À ceux qui se demandent ce que P. Diddy avait pris ce soir-là avant de monter sur scène, il semblerait que ce soit un bain. C’était quelques minutes plus tôt, dans sa loge, plongée dans une lumière fuchsia. P. Diddy, alors 53 ans, voue depuis toujours un culte aux éclairages. Pas de raison d’y déroger alors qu’il s’apprête à recevoir, ce 26 juin 2022, au Microsoft Theater de Los Angeles et en prime time sur MTV, la récompense d’une vie: le Life Achievement Award, offert chaque année par la Black Entertainment Television à un artiste afro-américain pour “l’ensemble d’une carrière et son apport important à l’industrie musicale”. Précédents lauréats: Whitney Houston, Lionel Richie, Prince, James Brown, entre autres. La salle est bondée de ce que l’Amérique noire compte de gens de pouvoir. La star a ameuté en coulisses sa mère, ses six enfants, des proches de tous horizons, ainsi qu’un jeune réalisateur, payé pour filmer les dessous du sacre. Sur les images, on voit P. Diddy interpeller son propre reflet dans le miroir, une bouteille de tequila à la main: “Yo, play-boy, ce shot est pour toi. Tu m’entends, le roi?” On l’entend aussi affirmer: “C’est le moment choisi par Dieu pour me récompenser.” Sur le mur, un écriteau “King of fucking everything”, et des feuilles collées: “Je m’aime” ; “Je suis sans peur” ; “Je suis heureux!!!!!” Ce que le caméraman enregistre ce soir-là sans le savoir, ce sont les derniers instants de calme avant la tempête, car Puff Daddy s’apprête à écrire les premières lignes de la plainte qui va faire basculer sa vie.

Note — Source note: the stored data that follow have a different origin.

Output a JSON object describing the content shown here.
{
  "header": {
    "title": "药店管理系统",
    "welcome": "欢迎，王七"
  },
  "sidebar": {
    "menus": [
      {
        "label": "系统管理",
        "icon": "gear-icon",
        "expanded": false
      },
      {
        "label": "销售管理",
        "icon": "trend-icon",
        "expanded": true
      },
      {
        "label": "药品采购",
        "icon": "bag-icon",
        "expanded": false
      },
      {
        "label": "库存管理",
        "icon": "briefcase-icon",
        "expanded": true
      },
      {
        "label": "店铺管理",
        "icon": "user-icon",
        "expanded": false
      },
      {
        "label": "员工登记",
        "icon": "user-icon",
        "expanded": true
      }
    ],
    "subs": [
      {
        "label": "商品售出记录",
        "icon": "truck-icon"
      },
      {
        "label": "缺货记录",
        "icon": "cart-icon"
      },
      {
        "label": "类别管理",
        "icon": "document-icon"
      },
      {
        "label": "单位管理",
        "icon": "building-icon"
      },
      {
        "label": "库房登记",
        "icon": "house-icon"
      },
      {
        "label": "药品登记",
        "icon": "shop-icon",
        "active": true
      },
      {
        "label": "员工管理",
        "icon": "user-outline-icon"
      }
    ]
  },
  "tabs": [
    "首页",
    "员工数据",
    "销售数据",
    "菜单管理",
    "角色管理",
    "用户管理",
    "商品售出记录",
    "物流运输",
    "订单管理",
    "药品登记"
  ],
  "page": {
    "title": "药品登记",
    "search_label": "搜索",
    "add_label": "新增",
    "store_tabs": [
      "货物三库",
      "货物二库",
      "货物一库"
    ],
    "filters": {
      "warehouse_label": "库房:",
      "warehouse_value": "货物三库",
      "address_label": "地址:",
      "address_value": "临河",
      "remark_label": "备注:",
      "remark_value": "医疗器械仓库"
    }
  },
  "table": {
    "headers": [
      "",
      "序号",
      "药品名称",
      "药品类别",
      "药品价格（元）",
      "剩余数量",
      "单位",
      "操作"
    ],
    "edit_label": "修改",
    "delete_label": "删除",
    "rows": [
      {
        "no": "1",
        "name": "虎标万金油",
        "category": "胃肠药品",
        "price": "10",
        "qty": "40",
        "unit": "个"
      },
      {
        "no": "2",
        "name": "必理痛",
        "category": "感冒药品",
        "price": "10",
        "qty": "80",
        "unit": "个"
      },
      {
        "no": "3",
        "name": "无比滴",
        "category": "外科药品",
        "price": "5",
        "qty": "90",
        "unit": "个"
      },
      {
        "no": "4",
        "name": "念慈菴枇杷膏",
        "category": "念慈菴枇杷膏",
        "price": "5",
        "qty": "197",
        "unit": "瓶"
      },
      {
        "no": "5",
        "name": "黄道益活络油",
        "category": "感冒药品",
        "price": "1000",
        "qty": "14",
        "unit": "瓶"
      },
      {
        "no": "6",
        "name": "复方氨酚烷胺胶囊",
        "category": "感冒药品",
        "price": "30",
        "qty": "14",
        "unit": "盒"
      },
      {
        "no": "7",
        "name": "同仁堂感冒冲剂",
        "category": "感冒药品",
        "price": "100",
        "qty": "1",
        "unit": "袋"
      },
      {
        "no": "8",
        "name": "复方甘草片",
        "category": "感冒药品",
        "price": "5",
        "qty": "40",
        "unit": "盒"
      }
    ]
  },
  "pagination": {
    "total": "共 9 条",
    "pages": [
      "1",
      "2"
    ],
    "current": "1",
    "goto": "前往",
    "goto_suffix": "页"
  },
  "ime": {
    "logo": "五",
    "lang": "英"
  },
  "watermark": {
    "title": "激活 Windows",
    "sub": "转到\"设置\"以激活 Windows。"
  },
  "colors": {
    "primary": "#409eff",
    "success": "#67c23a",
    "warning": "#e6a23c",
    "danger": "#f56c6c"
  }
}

Diddy a toujours excellé dans l’art du discours, et sa prise de parole doit être le clou de la soirée. Il pénètre sur scène habillé de noir, un collier en argent autour du cou, une montre à chaque poignet. Pendant neuf minutes, l’artiste parle des rêves déchus de l’Amérique noire, d’espoir, de liberté et de combat. Il cite Martin Luther King, et lorsqu’il hurle en écartant ses bras, les yeux fermés, le rappeur se transforme en pasteur évangélique. Dieu, évidemment, ouvre le discours. Ensuite, dans l’ordre: sa mère, son mentor, Andre Harrell (mort), son ex-femme (morte), ses enfants, deux amis (morts), son université (qu’il n’a pas finie). Et puis, la faute à l’euphorie, ou à l’alcool, Diddy s’écarte du texte, improvise. “Je dois remercier tout particulièrement ceux qui ont été à mes côtés, dit-il. Et… Yeah, Cassie, qui m’a soutenu dans les moments sombres.” Il lève alors les mains, son index et son pouce se tendent en “L” et, les pupilles plantées dans la caméra, Puff Daddy s’adresse à elle: “Love”, dit-il.
I.
CASSIE CONTRE DIDDY
C’est cette scène, donc, que Casandra Ventura, dite “Cassie”, racontera dans le détail dès la première des 35 pages de la plainte déposée auprès du tribunal fédéral de première instance des États-Unis pour le district sud de New York, le 16 novembre 2023. Devant sa télé le soir de la cérémonie des BET Awards, elle s’est sentie humiliée en mondovision. Le document précise: “La vérité, pourtant, est que Cassie – Mme Casandra Ventura – a été tirée vers le bas par M. Combs, et a enduré plus d’une décennie de son comportement violent et de ses exigences dérangées. Pour Mme Ventura, les ‘moments sombres’ ont été ceux qu’elle a passés piégée par M. Combs dans un cycle d’abus, de violence et de trafic sexuel.”